His words flowed like honey, thick with promise.
"Help me crush the parasites at Court. Break the old nobility. Push through land reform. Drag Russia into the twentieth century before it tears itself apart. I'll give you what no one else can—resources, protection, power. Together, we could save this country."
Jake sat frozen. The offer hit him like vertigo. It wasn't flattery—it was vision. For one brief, terrifying heartbeat, it felt like destiny.
He saw it clearly: a Russia strong enough to survive the coming century, free of famine, civil war, and purges. A clean, efficient path to the future. The historian in him whispered that this was the moment to change everything.
He's right, a voice murmured. This is the chance to stop the nightmare before it begins.
But another voice—colder, harder—rose to meet it. No. He's the nightmare in disguise. The system isn't broken—it's built on blood. He's offering you the keys to a prison, not freedom.

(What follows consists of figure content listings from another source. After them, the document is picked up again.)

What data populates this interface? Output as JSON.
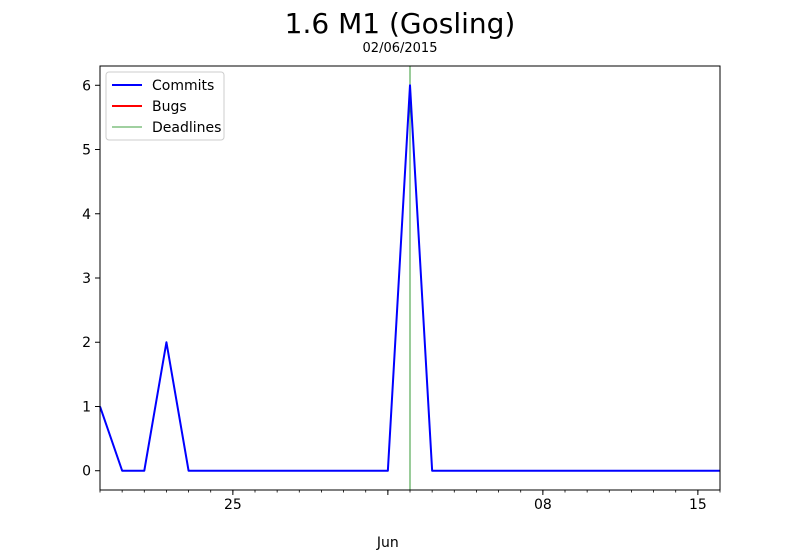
{
  "chart_data": {
    "type": "line",
    "title": "1.6 M1 (Gosling)",
    "subtitle": "02/06/2015",
    "xlabel": "",
    "ylabel": "",
    "x_axis": {
      "type": "date",
      "range": [
        "2015-05-19",
        "2015-06-16"
      ],
      "major_ticks": [
        {
          "date": "2015-05-25",
          "label": "25"
        },
        {
          "date": "2015-06-08",
          "label": "08"
        },
        {
          "date": "2015-06-15",
          "label": "15"
        }
      ],
      "secondary_ticks": [
        {
          "date": "2015-06-01",
          "label": "Jun"
        }
      ],
      "minor_tick_interval_days": 1
    },
    "y_axis": {
      "range": [
        -0.3,
        6.3
      ],
      "ticks": [
        0,
        1,
        2,
        3,
        4,
        5,
        6
      ]
    },
    "grid": false,
    "legend_position": "top-left",
    "series": [
      {
        "name": "Commits",
        "color": "#0000ff",
        "points": [
          {
            "x": "2015-05-19",
            "y": 1
          },
          {
            "x": "2015-05-20",
            "y": 0
          },
          {
            "x": "2015-05-21",
            "y": 0
          },
          {
            "x": "2015-05-22",
            "y": 2
          },
          {
            "x": "2015-05-23",
            "y": 0
          },
          {
            "x": "2015-05-24",
            "y": 0
          },
          {
            "x": "2015-05-25",
            "y": 0
          },
          {
            "x": "2015-05-26",
            "y": 0
          },
          {
            "x": "2015-05-27",
            "y": 0
          },
          {
            "x": "2015-05-28",
            "y": 0
          },
          {
            "x": "2015-05-29",
            "y": 0
          },
          {
            "x": "2015-05-30",
            "y": 0
          },
          {
            "x": "2015-05-31",
            "y": 0
          },
          {
            "x": "2015-06-01",
            "y": 0
          },
          {
            "x": "2015-06-02",
            "y": 6
          },
          {
            "x": "2015-06-03",
            "y": 0
          },
          {
            "x": "2015-06-04",
            "y": 0
          },
          {
            "x": "2015-06-05",
            "y": 0
          },
          {
            "x": "2015-06-06",
            "y": 0
          },
          {
            "x": "2015-06-07",
            "y": 0
          },
          {
            "x": "2015-06-08",
            "y": 0
          },
          {
            "x": "2015-06-09",
            "y": 0
          },
          {
            "x": "2015-06-10",
            "y": 0
          },
          {
            "x": "2015-06-11",
            "y": 0
          },
          {
            "x": "2015-06-12",
            "y": 0
          },
          {
            "x": "2015-06-13",
            "y": 0
          },
          {
            "x": "2015-06-14",
            "y": 0
          },
          {
            "x": "2015-06-15",
            "y": 0
          },
          {
            "x": "2015-06-16",
            "y": 0
          }
        ]
      },
      {
        "name": "Bugs",
        "color": "#ff0000",
        "points": []
      }
    ],
    "deadlines": {
      "name": "Deadlines",
      "color": "#008000",
      "dates": [
        "2015-06-02"
      ]
    }
  }
}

Jake forced himself to breathe.
"Your offer is… impressive," he said at last, tone careful, measured. "And maybe, in another life, I would've taken it. But you're asking me to heal a corpse. The system itself is the disease. It cannot be reformed—it must be replaced."
He saw the flicker of disappointment in Stolypin's eyes. So he pivoted, quick as a knife.
"But," Jake continued, voice softening into a whisper, "our enemies are the same. The Grand Dukes. The reactionaries. The leeches at Court. You can't move against them openly without destroying yourself. We, however… can."
He leaned forward. "Perhaps we can begin with something simpler. A gesture of cooperation. A small… exchange of faith."
Stolypin studied him in silence. Behind his calm expression, the machinery of his mind turned.
Jake sat back, his pulse steady again. The trap was set.